Como experiência que teve de secretário estadual da saúde no Rio Grande do Sul, onde enfrentou epidemias como febre amarela e o H1N1, lembrou que na época, o combate ao vírus foi difícil, pois, o mesmo se espalhava rapidamente em toda a população e não tínhamos conhecimento sobre o seu comportamento, não foi preciso fechar comércio e nem restringir o seu funcionamento. A contaminação seguiu a lógica, na chamada curva, que subiu rapidamente e logo em seguida, começou a descer e diminuindo o número de casos.
Terra lembrou ainda, que o comportamento do Covid-19 já é conhecido pois, tem a sua contaminação rápida junto a população, conforme experiência na China, que serviu de referência nas ações que foram tomadas,. Na sua avaliação, a maioria da população brasileira já contraiu o vírus de uma maneira ou outra, e nem sentiram o efeito, e isso vai acontecer naturalmente.
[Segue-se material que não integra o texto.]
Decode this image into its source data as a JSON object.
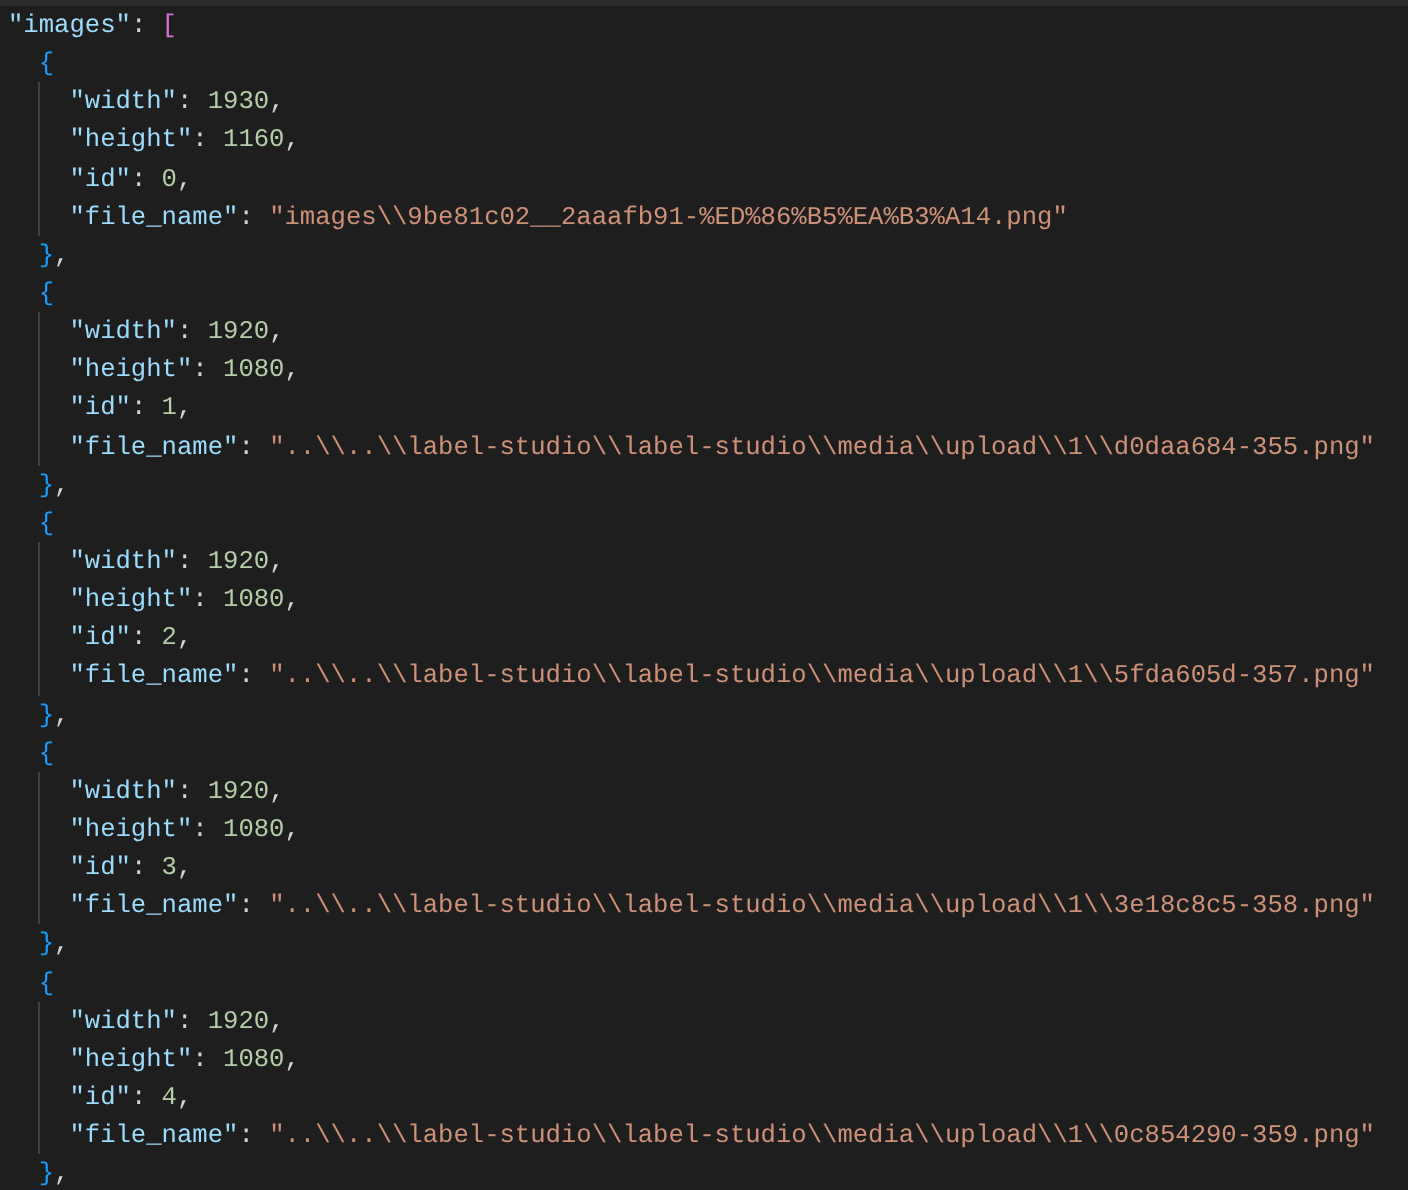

Casos mais graves vão acontecer principalmente nos grupos considerados de risco, o seja, com doenças crônicas em qualquer faixa etária, e principalmente os mais idosos que devem ter uma atenção diferenciada nas medidas de prevenção.
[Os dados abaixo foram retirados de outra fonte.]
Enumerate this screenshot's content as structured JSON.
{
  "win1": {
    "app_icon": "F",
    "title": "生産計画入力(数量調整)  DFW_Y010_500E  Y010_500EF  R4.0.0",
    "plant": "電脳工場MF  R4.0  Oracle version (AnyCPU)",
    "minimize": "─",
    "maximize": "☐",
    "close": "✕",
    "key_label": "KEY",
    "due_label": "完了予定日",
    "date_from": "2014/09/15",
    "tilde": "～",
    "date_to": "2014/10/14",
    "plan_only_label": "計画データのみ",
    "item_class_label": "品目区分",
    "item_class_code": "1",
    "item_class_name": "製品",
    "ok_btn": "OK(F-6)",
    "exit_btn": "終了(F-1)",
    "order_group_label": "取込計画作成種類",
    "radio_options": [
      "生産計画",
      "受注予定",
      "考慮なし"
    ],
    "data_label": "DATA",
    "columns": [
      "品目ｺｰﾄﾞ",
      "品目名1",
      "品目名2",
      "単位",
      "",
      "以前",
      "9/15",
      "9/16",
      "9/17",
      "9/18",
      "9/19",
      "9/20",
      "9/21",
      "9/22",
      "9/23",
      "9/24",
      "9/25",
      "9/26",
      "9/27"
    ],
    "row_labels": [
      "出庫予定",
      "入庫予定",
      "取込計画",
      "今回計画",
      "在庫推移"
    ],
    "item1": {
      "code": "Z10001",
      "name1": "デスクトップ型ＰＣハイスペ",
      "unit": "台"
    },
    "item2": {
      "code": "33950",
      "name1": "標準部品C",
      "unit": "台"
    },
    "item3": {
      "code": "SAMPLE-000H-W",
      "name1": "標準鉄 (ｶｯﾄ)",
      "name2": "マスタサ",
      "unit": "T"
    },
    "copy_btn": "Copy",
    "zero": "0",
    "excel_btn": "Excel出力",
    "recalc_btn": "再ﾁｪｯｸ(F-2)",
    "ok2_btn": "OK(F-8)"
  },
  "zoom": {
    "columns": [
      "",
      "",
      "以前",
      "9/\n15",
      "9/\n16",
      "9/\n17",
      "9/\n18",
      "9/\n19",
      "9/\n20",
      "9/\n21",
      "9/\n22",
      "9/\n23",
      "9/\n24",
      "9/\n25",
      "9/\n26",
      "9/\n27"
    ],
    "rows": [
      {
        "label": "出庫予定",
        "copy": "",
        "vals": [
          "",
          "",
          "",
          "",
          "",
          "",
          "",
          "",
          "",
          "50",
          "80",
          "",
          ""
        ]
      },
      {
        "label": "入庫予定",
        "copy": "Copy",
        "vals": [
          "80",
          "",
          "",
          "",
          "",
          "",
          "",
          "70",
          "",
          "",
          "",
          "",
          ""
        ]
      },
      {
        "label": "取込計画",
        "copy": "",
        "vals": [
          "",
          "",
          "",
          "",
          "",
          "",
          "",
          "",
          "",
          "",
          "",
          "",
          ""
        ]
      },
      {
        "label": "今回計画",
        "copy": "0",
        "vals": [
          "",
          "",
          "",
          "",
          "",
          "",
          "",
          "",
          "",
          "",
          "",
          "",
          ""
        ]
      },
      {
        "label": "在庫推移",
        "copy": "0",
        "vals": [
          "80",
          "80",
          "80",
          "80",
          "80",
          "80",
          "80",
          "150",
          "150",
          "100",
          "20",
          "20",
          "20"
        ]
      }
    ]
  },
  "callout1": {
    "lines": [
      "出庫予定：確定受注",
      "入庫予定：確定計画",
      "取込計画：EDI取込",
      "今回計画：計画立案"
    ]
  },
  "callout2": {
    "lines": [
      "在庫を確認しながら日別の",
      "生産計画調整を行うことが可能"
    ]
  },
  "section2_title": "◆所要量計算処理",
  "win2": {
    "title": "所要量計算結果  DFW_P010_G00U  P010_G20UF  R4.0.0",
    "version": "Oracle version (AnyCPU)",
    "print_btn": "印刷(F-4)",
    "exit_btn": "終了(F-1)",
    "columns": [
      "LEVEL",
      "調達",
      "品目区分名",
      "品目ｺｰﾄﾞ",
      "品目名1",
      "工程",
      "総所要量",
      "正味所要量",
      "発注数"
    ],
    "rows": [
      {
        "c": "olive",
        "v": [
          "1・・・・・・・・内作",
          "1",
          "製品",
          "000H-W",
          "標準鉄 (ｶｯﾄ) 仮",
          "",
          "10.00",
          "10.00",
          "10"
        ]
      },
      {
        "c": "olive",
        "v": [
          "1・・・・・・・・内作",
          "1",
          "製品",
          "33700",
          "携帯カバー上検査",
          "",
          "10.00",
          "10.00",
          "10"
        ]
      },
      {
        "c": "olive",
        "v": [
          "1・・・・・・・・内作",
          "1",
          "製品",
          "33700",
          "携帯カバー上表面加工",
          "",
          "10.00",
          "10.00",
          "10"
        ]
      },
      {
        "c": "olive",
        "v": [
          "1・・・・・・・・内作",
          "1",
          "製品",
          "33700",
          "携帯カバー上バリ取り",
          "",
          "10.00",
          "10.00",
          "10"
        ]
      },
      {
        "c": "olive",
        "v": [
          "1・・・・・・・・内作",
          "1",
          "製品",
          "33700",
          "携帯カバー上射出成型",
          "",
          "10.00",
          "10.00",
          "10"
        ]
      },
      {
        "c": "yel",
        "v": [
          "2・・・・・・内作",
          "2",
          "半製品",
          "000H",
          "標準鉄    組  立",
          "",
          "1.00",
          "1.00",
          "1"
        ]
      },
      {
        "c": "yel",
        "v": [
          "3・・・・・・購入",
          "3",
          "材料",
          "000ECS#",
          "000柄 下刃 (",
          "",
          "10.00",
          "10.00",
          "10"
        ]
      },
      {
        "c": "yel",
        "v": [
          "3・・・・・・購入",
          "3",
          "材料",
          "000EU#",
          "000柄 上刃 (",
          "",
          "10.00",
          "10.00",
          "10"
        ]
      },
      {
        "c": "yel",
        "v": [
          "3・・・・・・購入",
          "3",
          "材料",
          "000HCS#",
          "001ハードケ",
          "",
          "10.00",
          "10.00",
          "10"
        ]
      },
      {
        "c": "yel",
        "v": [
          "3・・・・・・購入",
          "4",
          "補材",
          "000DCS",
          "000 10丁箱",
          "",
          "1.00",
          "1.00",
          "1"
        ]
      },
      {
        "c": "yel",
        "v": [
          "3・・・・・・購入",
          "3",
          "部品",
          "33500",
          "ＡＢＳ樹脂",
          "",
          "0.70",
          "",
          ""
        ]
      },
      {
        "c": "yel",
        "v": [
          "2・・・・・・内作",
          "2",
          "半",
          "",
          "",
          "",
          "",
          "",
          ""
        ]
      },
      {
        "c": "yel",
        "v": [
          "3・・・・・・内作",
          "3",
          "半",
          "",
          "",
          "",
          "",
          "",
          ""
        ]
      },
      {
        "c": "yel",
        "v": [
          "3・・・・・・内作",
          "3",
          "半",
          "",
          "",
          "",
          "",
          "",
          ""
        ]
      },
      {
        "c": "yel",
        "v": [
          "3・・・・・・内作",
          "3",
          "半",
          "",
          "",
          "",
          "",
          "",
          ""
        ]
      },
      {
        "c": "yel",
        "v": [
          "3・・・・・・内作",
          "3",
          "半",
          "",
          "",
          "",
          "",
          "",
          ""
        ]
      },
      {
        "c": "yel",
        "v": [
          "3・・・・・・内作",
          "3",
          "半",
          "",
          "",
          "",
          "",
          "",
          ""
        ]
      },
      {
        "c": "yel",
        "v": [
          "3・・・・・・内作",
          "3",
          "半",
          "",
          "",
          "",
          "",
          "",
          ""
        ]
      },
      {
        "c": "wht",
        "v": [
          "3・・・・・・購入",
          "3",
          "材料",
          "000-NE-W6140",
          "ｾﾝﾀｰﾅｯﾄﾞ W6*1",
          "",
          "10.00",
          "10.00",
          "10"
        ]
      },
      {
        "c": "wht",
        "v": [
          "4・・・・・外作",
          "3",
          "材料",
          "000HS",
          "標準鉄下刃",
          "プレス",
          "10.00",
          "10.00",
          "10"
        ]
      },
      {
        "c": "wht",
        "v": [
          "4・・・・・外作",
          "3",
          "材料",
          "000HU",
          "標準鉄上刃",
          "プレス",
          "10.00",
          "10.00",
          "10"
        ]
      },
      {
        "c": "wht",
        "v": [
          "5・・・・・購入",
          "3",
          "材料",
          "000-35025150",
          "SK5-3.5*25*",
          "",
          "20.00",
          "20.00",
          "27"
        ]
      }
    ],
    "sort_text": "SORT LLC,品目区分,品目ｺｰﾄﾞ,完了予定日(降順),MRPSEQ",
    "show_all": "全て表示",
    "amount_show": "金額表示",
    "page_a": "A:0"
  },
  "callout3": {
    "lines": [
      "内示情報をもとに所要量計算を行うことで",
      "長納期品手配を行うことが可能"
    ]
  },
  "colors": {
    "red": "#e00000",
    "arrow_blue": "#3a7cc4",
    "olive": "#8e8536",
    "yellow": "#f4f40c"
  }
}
Perguntado sobre a sua opinião como médico, sobre o tempo de duração desta pandemia no Brasil, ele afirmou que o pico (número de casos novos máximos por dia), deve acontecer agora nos próximos dias, com aumento dos casos e no decorrer do mês de maio, começa a inverter, a chamada curva, com a diminuição dos mesmos, seguindo até o final de maio, quando será controlado a pandemia do Covid-19, contrariando a previsão de muitos especialistas que afirmam o enfrentamento de quatro meses.
O deputado fez um comparativo dos países na Europa que optaram pelo isolamento das pessoas, na tentativa de “achatar” a chamada curva, onde os índices de contaminação foram maiores e rápidos em curto espaço de tempo, perdendo o controle da pandemia, só aumentando o número de casos, pois os assintomáticos ficam em isolamento em casa e acabam por transmitir aos seus parentes, como avós, também confinados.
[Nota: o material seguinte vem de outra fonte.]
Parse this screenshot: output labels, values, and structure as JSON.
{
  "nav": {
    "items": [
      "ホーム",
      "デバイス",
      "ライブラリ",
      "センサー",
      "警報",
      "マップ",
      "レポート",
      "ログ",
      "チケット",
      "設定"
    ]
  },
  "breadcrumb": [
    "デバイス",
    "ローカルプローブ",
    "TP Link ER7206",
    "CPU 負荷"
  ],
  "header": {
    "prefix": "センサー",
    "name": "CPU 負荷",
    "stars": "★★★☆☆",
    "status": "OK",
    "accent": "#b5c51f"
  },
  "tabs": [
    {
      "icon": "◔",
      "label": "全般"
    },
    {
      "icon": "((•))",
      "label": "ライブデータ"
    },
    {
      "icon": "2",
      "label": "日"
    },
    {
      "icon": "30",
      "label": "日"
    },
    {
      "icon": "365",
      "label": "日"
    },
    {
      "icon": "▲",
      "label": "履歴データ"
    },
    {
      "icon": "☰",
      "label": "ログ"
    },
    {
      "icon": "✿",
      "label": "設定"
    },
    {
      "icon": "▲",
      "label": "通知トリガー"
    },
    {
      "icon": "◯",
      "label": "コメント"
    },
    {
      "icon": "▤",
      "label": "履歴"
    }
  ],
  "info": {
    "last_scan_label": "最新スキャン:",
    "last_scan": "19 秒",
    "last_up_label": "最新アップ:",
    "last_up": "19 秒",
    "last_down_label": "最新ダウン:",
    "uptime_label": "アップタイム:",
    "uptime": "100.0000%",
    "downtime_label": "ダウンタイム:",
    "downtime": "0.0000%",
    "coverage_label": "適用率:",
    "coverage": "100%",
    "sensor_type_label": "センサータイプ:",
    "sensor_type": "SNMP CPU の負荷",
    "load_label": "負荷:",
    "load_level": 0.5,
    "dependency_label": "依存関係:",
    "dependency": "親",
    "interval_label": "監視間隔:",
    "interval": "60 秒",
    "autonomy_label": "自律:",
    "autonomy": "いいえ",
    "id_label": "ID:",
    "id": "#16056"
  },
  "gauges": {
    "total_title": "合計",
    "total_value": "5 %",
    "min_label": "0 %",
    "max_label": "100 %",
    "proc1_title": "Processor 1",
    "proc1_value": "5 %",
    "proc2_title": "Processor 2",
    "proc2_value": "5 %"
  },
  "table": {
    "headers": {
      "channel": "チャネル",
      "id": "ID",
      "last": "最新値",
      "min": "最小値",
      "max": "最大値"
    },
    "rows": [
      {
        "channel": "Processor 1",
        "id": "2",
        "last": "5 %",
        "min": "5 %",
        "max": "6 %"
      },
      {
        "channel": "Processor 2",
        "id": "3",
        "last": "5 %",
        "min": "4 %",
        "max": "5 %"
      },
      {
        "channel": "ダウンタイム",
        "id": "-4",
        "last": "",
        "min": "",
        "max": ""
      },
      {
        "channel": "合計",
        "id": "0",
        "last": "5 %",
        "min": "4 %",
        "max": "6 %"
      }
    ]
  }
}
Citou a Coréia do Sul que fez o contrário, enfrentando o coronavírus sem fechar empresas ou limitar o trabalho, optando por seguir regras básicas na higienização e regrando ações e procedimentos das pessoas no convívio diário, e monitorando com exames, o que resultou em uma rápida reação no combate ao covid-19. Já a China fechou apenas províncias onde a contaminação era maior, mas, o restante do país continuou trabalhando.
Reafirmou que o modelo adotado em nosso país com estas medidas, não ajudam em nada. Não existe nenhuma pesquisa que garanta a sua ajuda no controle. Segundo os dados que estão sendo divulgados pelo Ministério da Saúde, a maioria dos municípios brasileiros não possuem casos de coronavírus confirmados e lamenta também, que algumas redes de televisão repassam informações que estão causando até pânico para a população.
Osmar Terra comentou ainda sobre as ações no Rio Grande do Sul, onde a pandemia começou no início do mês de março, acreditando que a mesma vai durar em torno de 13 semanas e com isso, não vamos entrar no período do inverno gaúcho com a epidemia como estão prevendo.
Perguntado sobre a questão da polêmica entre o presidente Jair Bolsonaro e o ministro da saúde, Luiz Henrique Mandetta, nas opiniões sobre o combate ao coronavírus, Osmar Terra afirmou que o presidente tem razão em contestar as ações, e que se baseou em informações que foram repassadas, e “sigo a posição de Bolsonaro de que não podemos quebrar a economia brasileira”.
Finalizou, que o vírus já está presente em toda a parte, sendo questão de tempo de termos contato com ele, criando o chamado “efeito rebanho”, onde mesmo pessoas não vacinadas ficarão protegidas contra a doença. Reforçou a sua preocupação com o reflexo que vamos ter na nossa economia, onde estas ações já estão trazendo o risco de desemprego e instabilidade no desenvolvimento do Brasil.